METHODS: Beginning in September 2016 through initiation of data collection, we identified from our data warehouse that all patients were treated with sugammadex for reversal of neuromuscular blockade, from birth through adolescence, and retrospectively matched, by case type and age group, to historical neostigmine-treated controls. From subsequent chart review, we quantified occurrence of adverse events and administration of medications to treat adverse events. All cases in the originally identified cohort treated with epinephrine after administration of sugammadex underwent chart review to elicit the cause, in the event that an infrequently occurring event was not captured after the case-matching process. “End-Interval Time,” the time from administration of reversal agent to time out of the procedure room, was measured as an indirect assessment of efficacy.
RESULTS: Fewer cases of bradycardia were observed in the sugammadex group compared to the neostigmine group in the overall cohort (P < .001) and in the subgroups of older children (P < .001) and adolescents (P < .001). End-interval time, the time measured from administration of neuromuscular blockade (NMB) reversal agent to time out of the operating room, was significantly shorter in sugammadex-treated groups in the overall cohort (mean difference, 2.8; 95% CI, 1.85–3.77; P < .001) and all age groups except for first year (31 days through 12 months).
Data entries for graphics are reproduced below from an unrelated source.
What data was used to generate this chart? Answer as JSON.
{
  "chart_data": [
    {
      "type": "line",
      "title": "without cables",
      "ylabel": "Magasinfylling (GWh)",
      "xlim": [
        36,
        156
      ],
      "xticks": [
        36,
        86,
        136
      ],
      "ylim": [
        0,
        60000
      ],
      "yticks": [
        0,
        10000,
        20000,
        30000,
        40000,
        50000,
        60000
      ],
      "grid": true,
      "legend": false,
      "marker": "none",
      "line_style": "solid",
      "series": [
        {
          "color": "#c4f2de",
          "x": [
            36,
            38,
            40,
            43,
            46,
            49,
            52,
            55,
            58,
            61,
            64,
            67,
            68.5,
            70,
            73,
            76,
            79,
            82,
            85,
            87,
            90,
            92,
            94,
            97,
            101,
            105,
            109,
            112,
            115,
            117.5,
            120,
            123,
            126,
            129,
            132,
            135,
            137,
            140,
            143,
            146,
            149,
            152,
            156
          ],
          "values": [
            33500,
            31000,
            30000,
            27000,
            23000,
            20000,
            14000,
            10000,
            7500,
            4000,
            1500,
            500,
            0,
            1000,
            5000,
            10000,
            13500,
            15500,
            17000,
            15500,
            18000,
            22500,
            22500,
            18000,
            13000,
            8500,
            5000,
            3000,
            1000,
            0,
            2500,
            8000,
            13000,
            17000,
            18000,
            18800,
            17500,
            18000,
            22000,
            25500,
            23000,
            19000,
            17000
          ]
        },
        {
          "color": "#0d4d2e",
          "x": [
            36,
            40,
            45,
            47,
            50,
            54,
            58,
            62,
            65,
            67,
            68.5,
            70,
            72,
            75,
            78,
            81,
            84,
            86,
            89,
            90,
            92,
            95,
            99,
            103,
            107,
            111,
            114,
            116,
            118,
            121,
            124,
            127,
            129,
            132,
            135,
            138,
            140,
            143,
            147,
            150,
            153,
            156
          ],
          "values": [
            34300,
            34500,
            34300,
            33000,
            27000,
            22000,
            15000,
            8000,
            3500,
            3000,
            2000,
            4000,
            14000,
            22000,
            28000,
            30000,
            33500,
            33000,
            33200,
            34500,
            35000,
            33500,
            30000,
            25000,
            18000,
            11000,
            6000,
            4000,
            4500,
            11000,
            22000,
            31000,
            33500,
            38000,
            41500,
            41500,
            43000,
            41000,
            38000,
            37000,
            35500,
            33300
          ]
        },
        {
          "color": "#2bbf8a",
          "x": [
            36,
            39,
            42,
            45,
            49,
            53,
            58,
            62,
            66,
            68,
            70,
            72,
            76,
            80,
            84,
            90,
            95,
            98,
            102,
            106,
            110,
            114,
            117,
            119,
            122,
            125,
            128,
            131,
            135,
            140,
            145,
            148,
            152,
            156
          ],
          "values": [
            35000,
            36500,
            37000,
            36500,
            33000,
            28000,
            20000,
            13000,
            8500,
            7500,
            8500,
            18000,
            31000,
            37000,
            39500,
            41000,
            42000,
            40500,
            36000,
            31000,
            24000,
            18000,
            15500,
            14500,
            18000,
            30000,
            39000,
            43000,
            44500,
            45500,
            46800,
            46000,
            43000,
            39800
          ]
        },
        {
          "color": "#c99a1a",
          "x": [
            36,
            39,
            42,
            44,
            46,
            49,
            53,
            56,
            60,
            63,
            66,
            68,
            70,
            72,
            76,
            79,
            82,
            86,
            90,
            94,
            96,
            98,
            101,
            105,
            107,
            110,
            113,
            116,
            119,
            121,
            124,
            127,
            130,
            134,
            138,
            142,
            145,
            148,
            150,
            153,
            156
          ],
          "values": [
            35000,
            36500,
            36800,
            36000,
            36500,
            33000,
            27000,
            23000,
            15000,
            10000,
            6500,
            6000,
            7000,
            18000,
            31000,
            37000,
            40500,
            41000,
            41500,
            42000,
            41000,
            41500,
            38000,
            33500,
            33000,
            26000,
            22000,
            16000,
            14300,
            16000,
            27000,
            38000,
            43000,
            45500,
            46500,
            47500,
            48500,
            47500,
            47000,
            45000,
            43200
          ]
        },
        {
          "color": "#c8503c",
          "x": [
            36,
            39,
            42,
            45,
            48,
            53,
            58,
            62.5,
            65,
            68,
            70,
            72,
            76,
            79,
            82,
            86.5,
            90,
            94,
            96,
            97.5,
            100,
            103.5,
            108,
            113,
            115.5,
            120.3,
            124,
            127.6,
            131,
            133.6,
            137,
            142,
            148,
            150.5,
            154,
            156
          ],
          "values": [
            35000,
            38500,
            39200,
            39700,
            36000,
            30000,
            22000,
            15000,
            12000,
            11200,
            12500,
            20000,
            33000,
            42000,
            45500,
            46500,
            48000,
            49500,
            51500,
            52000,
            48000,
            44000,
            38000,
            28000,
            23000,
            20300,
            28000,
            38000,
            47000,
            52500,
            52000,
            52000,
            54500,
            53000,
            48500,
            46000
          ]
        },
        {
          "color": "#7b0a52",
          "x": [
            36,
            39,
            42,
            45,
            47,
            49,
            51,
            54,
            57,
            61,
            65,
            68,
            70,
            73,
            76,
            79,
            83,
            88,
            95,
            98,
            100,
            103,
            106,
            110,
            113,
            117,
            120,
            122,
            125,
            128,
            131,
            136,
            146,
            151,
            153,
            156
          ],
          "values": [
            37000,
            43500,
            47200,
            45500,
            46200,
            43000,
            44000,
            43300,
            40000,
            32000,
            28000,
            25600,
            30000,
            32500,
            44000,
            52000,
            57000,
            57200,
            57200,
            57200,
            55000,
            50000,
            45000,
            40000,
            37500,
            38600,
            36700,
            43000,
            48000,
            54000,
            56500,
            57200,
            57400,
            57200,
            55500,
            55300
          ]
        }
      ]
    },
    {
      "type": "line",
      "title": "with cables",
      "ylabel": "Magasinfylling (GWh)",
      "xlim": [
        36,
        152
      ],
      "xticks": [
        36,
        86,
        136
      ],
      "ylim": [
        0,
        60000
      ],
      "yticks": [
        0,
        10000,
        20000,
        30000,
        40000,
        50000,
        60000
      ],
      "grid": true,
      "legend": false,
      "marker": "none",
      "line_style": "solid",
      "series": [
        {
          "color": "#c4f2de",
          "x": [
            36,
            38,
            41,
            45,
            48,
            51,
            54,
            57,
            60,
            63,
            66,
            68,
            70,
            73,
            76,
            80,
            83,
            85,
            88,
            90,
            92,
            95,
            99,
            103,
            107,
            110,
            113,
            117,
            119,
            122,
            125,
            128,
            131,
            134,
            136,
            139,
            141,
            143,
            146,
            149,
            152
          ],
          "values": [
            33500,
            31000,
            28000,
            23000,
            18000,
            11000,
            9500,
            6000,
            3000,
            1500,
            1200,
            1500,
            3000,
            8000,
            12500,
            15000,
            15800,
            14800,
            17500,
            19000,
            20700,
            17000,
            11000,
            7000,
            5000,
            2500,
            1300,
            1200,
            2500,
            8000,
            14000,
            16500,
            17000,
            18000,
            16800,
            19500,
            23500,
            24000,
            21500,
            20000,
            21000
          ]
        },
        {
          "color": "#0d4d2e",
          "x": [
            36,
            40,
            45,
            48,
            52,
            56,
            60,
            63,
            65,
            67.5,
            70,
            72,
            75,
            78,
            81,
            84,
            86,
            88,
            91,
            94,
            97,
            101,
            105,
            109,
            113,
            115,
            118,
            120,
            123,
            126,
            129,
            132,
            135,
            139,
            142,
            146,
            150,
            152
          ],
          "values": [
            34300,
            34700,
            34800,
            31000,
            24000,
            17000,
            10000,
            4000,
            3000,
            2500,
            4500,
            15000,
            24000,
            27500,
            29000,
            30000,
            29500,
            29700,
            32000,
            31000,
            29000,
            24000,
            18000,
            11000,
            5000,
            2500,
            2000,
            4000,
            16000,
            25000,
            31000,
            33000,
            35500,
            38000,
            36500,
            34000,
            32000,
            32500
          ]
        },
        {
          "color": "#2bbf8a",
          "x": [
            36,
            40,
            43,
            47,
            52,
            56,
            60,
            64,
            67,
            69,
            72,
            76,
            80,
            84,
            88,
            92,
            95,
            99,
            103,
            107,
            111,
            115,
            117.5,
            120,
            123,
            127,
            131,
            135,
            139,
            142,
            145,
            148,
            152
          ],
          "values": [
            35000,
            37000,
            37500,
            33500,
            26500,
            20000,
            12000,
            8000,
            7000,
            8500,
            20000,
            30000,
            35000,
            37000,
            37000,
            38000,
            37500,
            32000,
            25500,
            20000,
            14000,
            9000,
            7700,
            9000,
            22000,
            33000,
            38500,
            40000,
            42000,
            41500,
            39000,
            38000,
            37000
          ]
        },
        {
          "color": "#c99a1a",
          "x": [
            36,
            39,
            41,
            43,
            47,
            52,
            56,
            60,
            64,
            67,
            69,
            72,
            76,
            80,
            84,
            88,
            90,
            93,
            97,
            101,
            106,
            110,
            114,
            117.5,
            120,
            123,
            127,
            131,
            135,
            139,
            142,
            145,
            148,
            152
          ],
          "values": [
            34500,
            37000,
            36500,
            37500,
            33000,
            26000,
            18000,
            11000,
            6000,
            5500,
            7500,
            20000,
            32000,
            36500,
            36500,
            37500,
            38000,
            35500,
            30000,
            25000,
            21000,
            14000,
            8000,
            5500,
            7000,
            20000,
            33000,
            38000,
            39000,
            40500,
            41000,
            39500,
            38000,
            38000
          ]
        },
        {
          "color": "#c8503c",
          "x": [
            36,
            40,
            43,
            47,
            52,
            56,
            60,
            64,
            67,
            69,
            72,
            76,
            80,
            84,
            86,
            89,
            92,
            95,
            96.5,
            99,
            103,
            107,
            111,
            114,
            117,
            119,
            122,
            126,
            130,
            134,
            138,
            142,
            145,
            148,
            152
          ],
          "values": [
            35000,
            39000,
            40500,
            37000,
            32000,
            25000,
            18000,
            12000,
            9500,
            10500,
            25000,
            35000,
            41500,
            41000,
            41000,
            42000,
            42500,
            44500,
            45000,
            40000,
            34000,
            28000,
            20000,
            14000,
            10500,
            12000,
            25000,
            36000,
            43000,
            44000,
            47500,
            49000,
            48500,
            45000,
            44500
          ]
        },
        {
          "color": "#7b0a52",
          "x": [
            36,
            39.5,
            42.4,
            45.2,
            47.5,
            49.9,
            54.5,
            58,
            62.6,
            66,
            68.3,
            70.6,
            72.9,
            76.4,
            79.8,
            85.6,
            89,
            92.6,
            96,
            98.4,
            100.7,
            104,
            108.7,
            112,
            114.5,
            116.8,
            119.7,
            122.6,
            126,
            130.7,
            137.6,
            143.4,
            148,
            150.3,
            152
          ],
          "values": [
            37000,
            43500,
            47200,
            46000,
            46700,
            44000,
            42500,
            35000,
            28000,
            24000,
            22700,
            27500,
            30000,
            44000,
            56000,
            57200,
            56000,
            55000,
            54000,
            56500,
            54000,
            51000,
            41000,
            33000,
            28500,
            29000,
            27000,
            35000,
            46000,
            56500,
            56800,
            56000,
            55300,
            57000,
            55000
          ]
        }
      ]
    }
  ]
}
This observation was most pronounced in the neonatal subgroup (mean difference, 11.94 minutes; 95% CI, 4.79–19.1; P < .001). No other adverse events measured were found to be different between treatment groups.
CONCLUSIONS: This study provides data supporting the safe and effective use of sugammadex for reversal of neuromuscular blockade throughout the entire range of ages in the pediatric population. Within age groups, sugammadex demonstrates faster completion of operation compared with neostigmine, with the greatest difference observed in the neonatal population.